Affolement général à l’Elysée : plus question de demeurer dans la fiction de l’Homme Normal. Dans la logique libérale (à laquelle on se plia rapidement), l’Elysée laissa tomber les arguments contre les Sondages (désormais vus comme incontournables) et comprit la nécessité de la Storytelling pour garder le Pouvoir (les réelles batailles promises contre la Finance ? Vous n’y pensez plus, mon cher BiBi !)

Septembre–Décembre fut occultée par la Guéguerre à Droite. Seule aspérité du Réel (toujours là comme une butée intransigeante) : Florange, conflit national, touchant au cœur chaque salarié. La façon dont Hollande négocia, affola le populo et l’image d’un Président-hélas-normal, hélas-sans-envergure perdurait. Ce qui fut un atout (avant élection) devint subitement un terrible handicap.

L’Homme Normal ou comment s’en débarrasser : voilà qu’au Palais de l’Elysée, affolé par les sondages, il fallut triturer ses méninges.

Et naturellement, on puisa dans le Passé.

Dans le passé proche… le passé américain.

BushOn alla chercher les mythes bushiens, les thèmes de l’Occident contre l’Orient, de la Guerre juste, on construisit un personnage charismatique, en habit militaire, en Homme fort. Apparut enfin le Justicier en armes, enfin Président. On sait combien, en France, depuis De Gaulle et Mitterrand, beaucoup de français aiment les Pères-la-Trique : l’Homme qui ne se laisse pas faire, qui bat pavillon patriote reçoit souvent l’assentiment des français. Et l’assentiment majoritaire, faut le cultiver tous les jours.

Pour l’instant, ça semble marcher. Voilà qui calme momentanément l’Elysée qui se félicite de voir l’initiative guerrière-humanitaire (?) approuvée à 64% et la côte de Monsieur Muscle remonter dans le pays. Mais les seuls satisfaits sont les Spin Doctors qui – plus que jamais – affirment leur pouvoir hégémonique sur le(s) Politique(s).
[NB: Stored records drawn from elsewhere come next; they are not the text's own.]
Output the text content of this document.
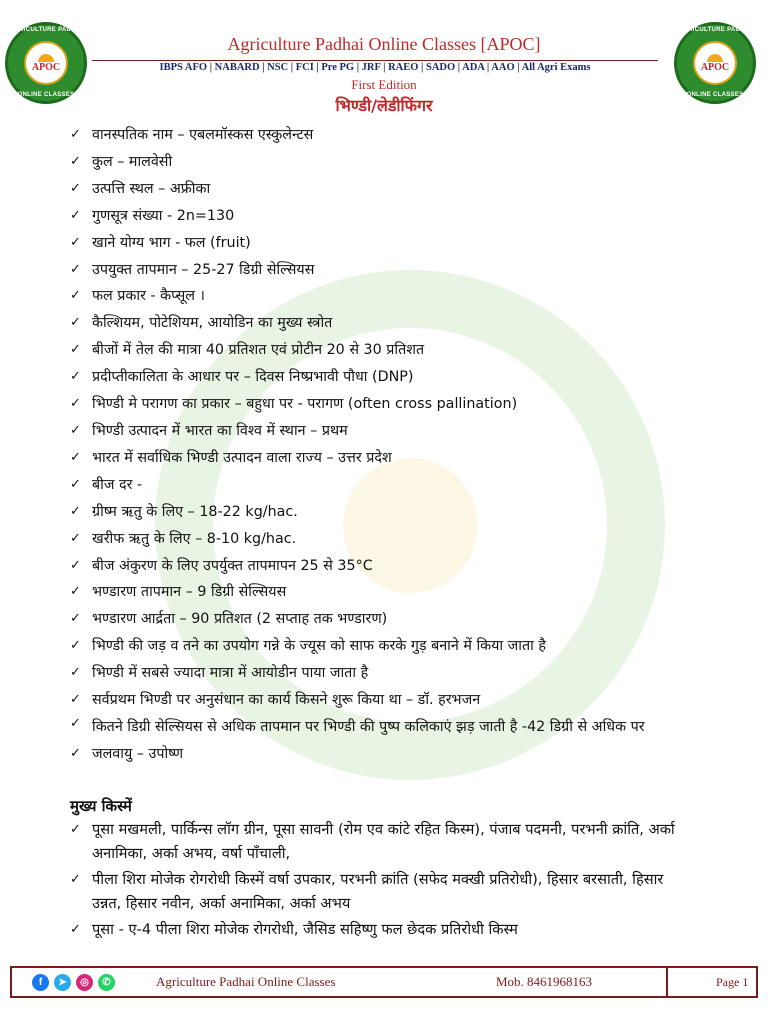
AGRICULTURE PADHAI
APOC
ONLINE CLASSES
AGRICULTURE PADHAI
APOC
ONLINE CLASSES
Agriculture Padhai Online Classes [APOC]
IBPS AFO | NABARD | NSC | FCI | Pre PG | JRF | RAEO | SADO | ADA | AAO | All Agri Exams
First Edition
भिण्डी/लेडीफिंगर
✓ वानस्पतिक नाम – एबलमॉस्कस एस्कुलेन्टस
✓ कुल – मालवेसी
✓ उत्पत्ति स्थल – अफ्रीका
✓ गुणसूत्र संख्या - 2n=130
✓ खाने योग्य भाग - फल (fruit)
✓ उपयुक्त तापमान – 25-27 डिग्री सेल्सियस
✓ फल प्रकार - कैप्सूल ।
✓ कैल्शियम, पोटेशियम, आयोडिन का मुख्य स्त्रोत
✓ बीजों में तेल की मात्रा 40 प्रतिशत एवं प्रोटीन 20 से 30 प्रतिशत
✓ प्रदीप्तीकालिता के आधार पर – दिवस निष्प्रभावी पौधा (DNP)
✓ भिण्डी मे परागण का प्रकार – बहुधा पर - परागण (often cross pallination)
✓ भिण्डी उत्पादन में भारत का विश्व में स्थान – प्रथम
✓ भारत में सर्वाधिक भिण्डी उत्पादन वाला राज्य – उत्तर प्रदेश
✓ बीज दर -
✓ ग्रीष्म ऋतु के लिए – 18-22 kg/hac.
✓ खरीफ ऋतु के लिए – 8-10 kg/hac.
✓ बीज अंकुरण के लिए उपर्युक्त तापमापन 25 से 35°C
✓ भण्डारण तापमान – 9 डिग्री सेल्सियस
✓ भण्डारण आर्द्रता – 90 प्रतिशत (2 सप्ताह तक भण्डारण)
✓ भिण्डी की जड़ व तने का उपयोग गन्ने के ज्यूस को साफ करके गुड़ बनाने में किया जाता है
✓ भिण्डी में सबसे ज्यादा मात्रा में आयोडीन पाया जाता है
✓ सर्वप्रथम भिण्डी पर अनुसंधान का कार्य किसने शुरू किया था – डॉ. हरभजन
✓ कितने डिग्री सेल्सियस से अधिक तापमान पर भिण्डी की पुष्प कलिकाएं झड़ जाती है -42 डिग्री से अधिक पर
✓ जलवायु – उपोष्ण
मुख्य किस्में
✓ पूसा मखमली, पार्किन्स लॉग ग्रीन, पूसा सावनी (रोम एव कांटे रहित किस्म), पंजाब पदमनी, परभनी क्रांति, अर्का अनामिका, अर्का अभय, वर्षा पाँचाली,
✓ पीला शिरा मोजेक रोगरोधी किस्में वर्षा उपकार, परभनी क्रांति (सफेद मक्खी प्रतिरोधी), हिसार बरसाती, हिसार उन्नत, हिसार नवीन, अर्का अनामिका, अर्का अभय
✓ पूसा - ए-4 पीला शिरा मोजेक रोगरोधी, जैसिड सहिष्णु फल छेदक प्रतिरोधी किस्म
f	➤	◎	✆	Agriculture Padhai Online Classes	Mob. 8461968163	Page 1
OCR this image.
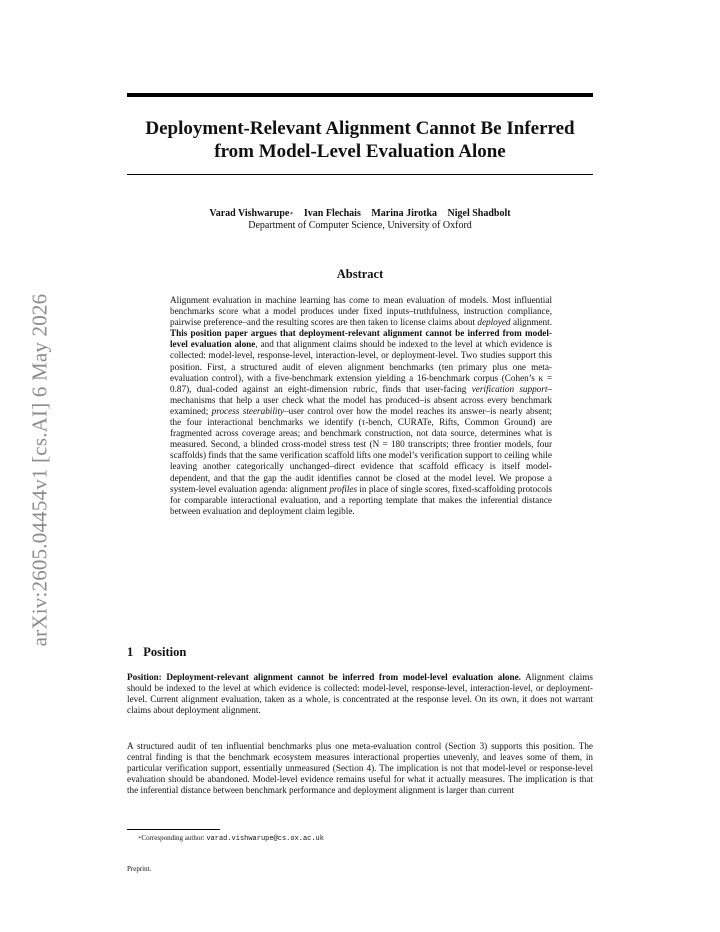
arXiv:2605.04454v1 [cs.AI] 6 May 2026
Deployment-Relevant Alignment Cannot Be Inferred
from Model-Level Evaluation Alone
Varad Vishwarupe∗ Ivan Flechais Marina Jirotka Nigel Shadbolt
Department of Computer Science, University of Oxford
Abstract

Alignment evaluation in machine learning has come to mean evaluation of models. Most influential benchmarks score what a model produces under fixed inputs–truthfulness, instruction compliance, pairwise preference–and the resulting scores are then taken to license claims about deployed alignment. This position paper argues that deployment-relevant alignment cannot be inferred from model-level evaluation alone, and that alignment claims should be indexed to the level at which evidence is collected: model-level, response-level, interaction-level, or deployment-level. Two studies support this position. First, a structured audit of eleven alignment benchmarks (ten primary plus one meta-evaluation control), with a five-benchmark extension yielding a 16-benchmark corpus (Cohen’s κ = 0.87), dual-coded against an eight-dimension rubric, finds that user-facing verification support–mechanisms that help a user check what the model has produced–is absent across every benchmark examined; process steerability–user control over how the model reaches its answer–is nearly absent; the four interactional benchmarks we identify (τ-bench, CURATe, Rifts, Common Ground) are fragmented across coverage areas; and benchmark construction, not data source, determines what is measured. Second, a blinded cross-model stress test (N = 180 transcripts; three frontier models, four scaffolds) finds that the same verification scaffold lifts one model’s verification support to ceiling while leaving another categorically unchanged–direct evidence that scaffold efficacy is itself model-dependent, and that the gap the audit identifies cannot be closed at the model level. We propose a system-level evaluation agenda: alignment profiles in place of single scores, fixed-scaffolding protocols for comparable interactional evaluation, and a reporting template that makes the inferential distance between evaluation and deployment claim legible.

1 Position

Position: Deployment-relevant alignment cannot be inferred from model-level evaluation alone. Alignment claims should be indexed to the level at which evidence is collected: model-level, response-level, interaction-level, or deployment-level. Current alignment evaluation, taken as a whole, is concentrated at the response level. On its own, it does not warrant claims about deployment alignment.

A structured audit of ten influential benchmarks plus one meta-evaluation control (Section 3) supports this position. The central finding is that the benchmark ecosystem measures interactional properties unevenly, and leaves some of them, in particular verification support, essentially unmeasured (Section 4). The implication is not that model-level or response-level evaluation should be abandoned. Model-level evidence remains useful for what it actually measures. The implication is that the inferential distance between benchmark performance and deployment alignment is larger than current

∗Corresponding author: varad.vishwarupe@cs.ox.ac.uk
Preprint.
Ainsi on ne propose plus d’argumentaire (quelle justification autre dans cette guerre que lutter contre «le terrorisme» à la façon-Bush ? Le développement du Mali ? Bouh…), on met en avant un personnage (François Hollande devenu Monsieur Muscle) et un récit (où on se montre sans pitié au Nom de la Sainte Liberté).

Le feuilleton – comme la Guerre – continue.  Affaire à suivre donc.

*

 (1) «StoryTelling» de Christian Salmon. Un livre très instructif sur les méthodes des Spin Doctors de l’ère Reagan-Bush-Clinton. BiBi attendra un prochain livre sur ce storyteller d’envergure qu’est Barack Obama.

3 Responses to François Hollande : de l’Homme Normal à Monsieur Muscle.

  1. Robert Spire dit :

    Parmis les « story-tellers » à la française, il y aurait aussi Claude Sérillon?

  2. En faisant baisser la courbe du chômage, F Hollande regagnerait de la popularité. Ah oui ! Pour faire baisser le chômage en France il faudrait mettre en place des vraies réformes… Ouais ! On peut toujours attendre ! On aura droit qu’aux rustines comme le contrat de générations.

  3. AgatheNRV dit :

    Nous avions reçu M.Salmon pour une dédicace autour de ce livre. Je partage ton intérêt. Quand à M.Muscle, comme tu le relèves très bien, le storytelling différencie (par des nuances insignifiantes) quelques êtres qui sont totalement interchangeables et poursuivent la politique du chaos.